Con respecto a nuestras normas generales de funcionamiento cerramos una fase que abrimos en el XVIII Congreso recuperando las normas de funcionamiento del partido leninista. Así, sólo nos quedaba introducir el término “centralismo democrático” aunque lo importante, no es escribirlo en los papeles sino tenerlo presente en la actividad del día a día y que nos permita construir un partido cada día más fuerte y cohesionado.

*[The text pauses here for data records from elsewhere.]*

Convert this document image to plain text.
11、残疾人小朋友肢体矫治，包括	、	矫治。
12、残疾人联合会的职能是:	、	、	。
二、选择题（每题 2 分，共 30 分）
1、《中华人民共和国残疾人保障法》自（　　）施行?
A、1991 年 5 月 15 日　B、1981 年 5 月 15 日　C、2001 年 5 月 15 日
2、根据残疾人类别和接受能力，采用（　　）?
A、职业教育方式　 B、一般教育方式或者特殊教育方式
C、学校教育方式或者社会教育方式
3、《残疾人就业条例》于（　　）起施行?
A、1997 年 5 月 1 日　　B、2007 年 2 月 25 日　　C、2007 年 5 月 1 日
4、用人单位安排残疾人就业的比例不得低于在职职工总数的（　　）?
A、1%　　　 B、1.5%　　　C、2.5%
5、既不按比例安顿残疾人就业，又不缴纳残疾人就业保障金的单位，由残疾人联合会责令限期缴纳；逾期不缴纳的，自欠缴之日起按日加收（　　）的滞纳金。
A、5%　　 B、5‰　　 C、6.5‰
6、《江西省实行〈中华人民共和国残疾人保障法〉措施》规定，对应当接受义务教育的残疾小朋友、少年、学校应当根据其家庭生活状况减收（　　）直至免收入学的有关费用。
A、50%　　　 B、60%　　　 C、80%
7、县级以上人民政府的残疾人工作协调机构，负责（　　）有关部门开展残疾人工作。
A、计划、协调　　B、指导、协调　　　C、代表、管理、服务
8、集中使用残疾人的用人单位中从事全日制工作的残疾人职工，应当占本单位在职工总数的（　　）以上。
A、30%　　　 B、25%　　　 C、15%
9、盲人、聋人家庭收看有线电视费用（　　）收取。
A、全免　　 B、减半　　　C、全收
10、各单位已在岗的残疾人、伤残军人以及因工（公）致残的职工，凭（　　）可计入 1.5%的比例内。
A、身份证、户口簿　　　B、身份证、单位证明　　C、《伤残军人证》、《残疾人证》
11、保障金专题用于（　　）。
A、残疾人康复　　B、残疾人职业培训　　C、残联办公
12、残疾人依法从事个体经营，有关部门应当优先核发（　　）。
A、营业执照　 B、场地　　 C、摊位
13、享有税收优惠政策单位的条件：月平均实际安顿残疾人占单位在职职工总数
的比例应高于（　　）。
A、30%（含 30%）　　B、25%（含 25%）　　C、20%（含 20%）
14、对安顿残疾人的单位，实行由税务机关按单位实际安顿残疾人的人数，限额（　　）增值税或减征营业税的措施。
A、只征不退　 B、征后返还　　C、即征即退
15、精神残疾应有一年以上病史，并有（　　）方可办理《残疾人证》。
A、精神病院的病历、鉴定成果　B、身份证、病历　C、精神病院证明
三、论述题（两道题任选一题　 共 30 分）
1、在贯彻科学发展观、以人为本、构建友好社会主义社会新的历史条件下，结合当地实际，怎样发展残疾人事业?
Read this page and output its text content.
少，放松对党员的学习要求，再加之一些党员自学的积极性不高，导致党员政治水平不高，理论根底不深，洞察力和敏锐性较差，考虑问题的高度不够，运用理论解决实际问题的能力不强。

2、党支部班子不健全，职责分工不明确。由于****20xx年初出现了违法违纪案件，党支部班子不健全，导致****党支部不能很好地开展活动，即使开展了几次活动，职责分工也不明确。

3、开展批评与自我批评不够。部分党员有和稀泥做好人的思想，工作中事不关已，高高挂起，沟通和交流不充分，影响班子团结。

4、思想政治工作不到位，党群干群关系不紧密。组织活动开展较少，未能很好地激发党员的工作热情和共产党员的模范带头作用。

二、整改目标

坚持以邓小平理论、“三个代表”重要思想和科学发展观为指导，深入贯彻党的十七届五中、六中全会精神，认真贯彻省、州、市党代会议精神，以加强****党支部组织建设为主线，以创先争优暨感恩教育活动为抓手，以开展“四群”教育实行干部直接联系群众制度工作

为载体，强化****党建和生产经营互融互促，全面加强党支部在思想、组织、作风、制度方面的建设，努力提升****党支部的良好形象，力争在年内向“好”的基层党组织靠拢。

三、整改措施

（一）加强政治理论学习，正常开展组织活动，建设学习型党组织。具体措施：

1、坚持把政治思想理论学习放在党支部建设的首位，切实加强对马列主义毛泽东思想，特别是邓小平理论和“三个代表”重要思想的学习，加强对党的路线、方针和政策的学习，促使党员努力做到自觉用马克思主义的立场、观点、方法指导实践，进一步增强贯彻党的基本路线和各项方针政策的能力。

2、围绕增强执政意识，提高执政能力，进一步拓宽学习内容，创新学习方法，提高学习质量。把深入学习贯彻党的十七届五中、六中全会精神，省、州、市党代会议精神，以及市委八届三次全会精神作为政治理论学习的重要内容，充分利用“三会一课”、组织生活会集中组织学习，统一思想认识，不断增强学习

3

Nos reivindicamos hijos de la Revolución de Octubre y de la Internacional Comunista y nos sentimos orgullosos de nuestro origen y nuestra historia de la que seguimos aprendiendo críticamente y creemos que es el momento de reivindicar el leninismo. A diferencia de lo dicho en la tesis 15 del IX Congreso, estamos convencidos de que el leninismo sigue siendo el marxismo de nuestra época. Como dijo Lukacs: “Resulta, pues, enteramente justificado hablar de leninismo como nueva fase de la dialéctica materialista. Lenin no sólo ha restablecido la pureza de la doctrina marxista... sino que ha continuado el desarrollo del método mismo, lo ha conducido a un nivel de mayor concreción y madurez... El leninismo significa un nivel alcanzado hasta el presente del pensamiento concreto, antiesquemático, antimecanicista y directamente dirigido hacia la acción transformadora, la praxis”.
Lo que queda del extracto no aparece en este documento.